Dividing the cases into the groups chosen showed that there is some evidence that most of the separation in the inner retinal complex occurs in group C, when a FTMH with VMT progresses to become a FTMH without VMT. This finding may be worth further consideration, even though the data is from a small cohort of cases. The increase in inner retinal separation following separation of VMT could be explained if the presence of vitreomacular attachments were to act to prevent tangential separation of the inner retinal complex. The conventional view is that vitreous attachments to the macula produce a force with a tangential centrifugal component [18]. However, this is based on a model of the vitreous behaving like a string with one end attached to the macula. In this model, the vitreous face at the macula is behaving like a radial array of elastic bands. This may be an oversimplification, and the vitreous face may behave like an elastic sheet with a central defect at the fovea. In this case, there would be tension circumferentially in the vitreous face at the site of vitreomacular attachment, and this could act to limit tangential separation. Further work is required to differentiate these models of the posterior vitreous face.

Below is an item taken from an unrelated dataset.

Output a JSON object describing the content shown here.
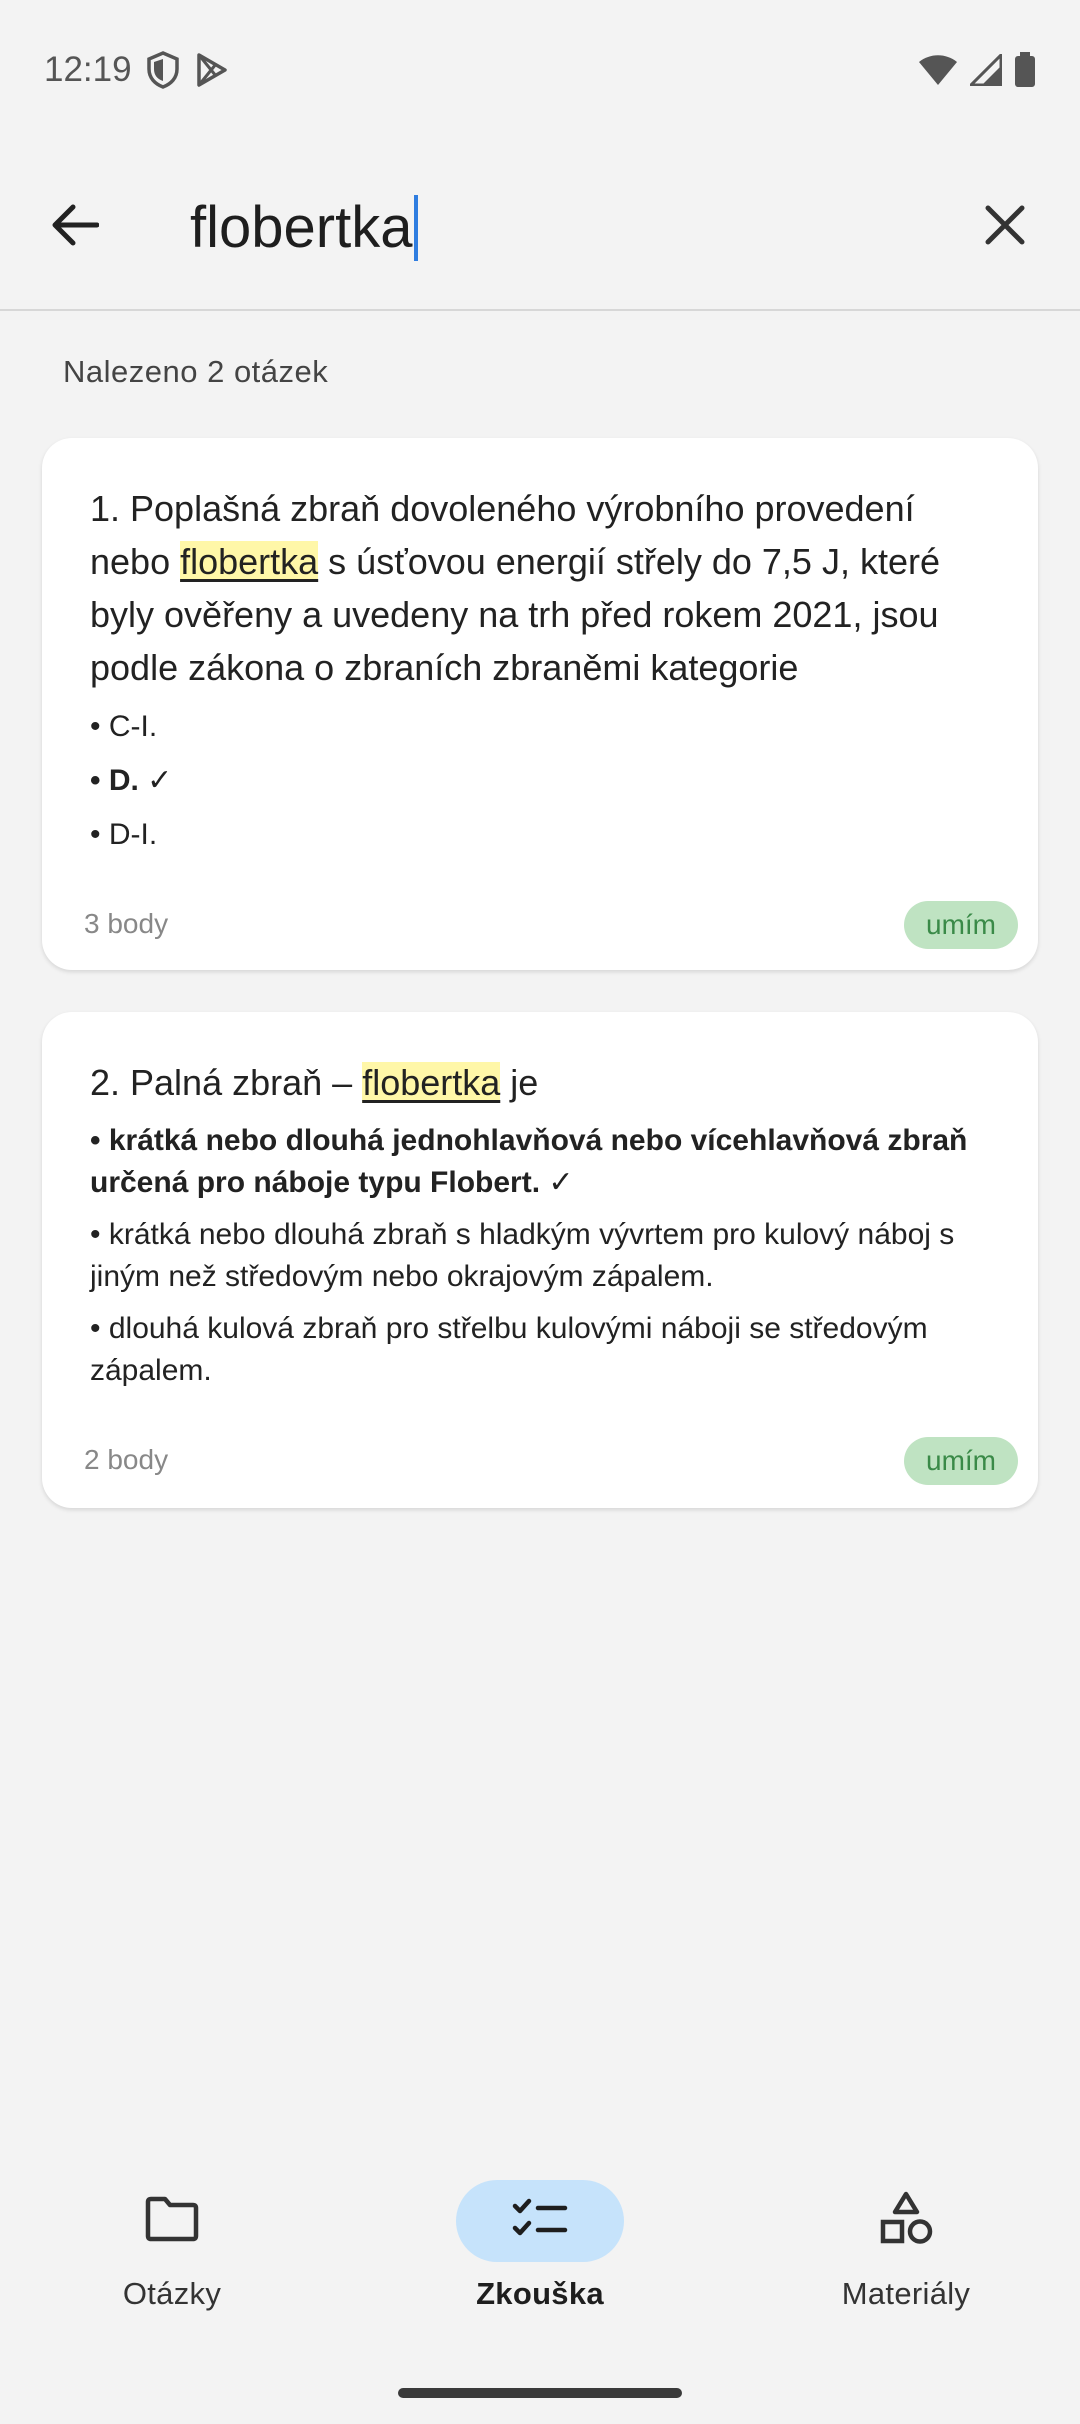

This study has quantified the anatomical changes that occur during the development of a FTMH. We propose a mechanical model to link the movement of the inner retina to the outer retina to explain the observed changes. The model relies on a drawbridge elevation of the inner retinal complex rather than a tangential separation of the inner retina for FTMH formation. These changes must be explained by any complete hypothesis of FTMH formation.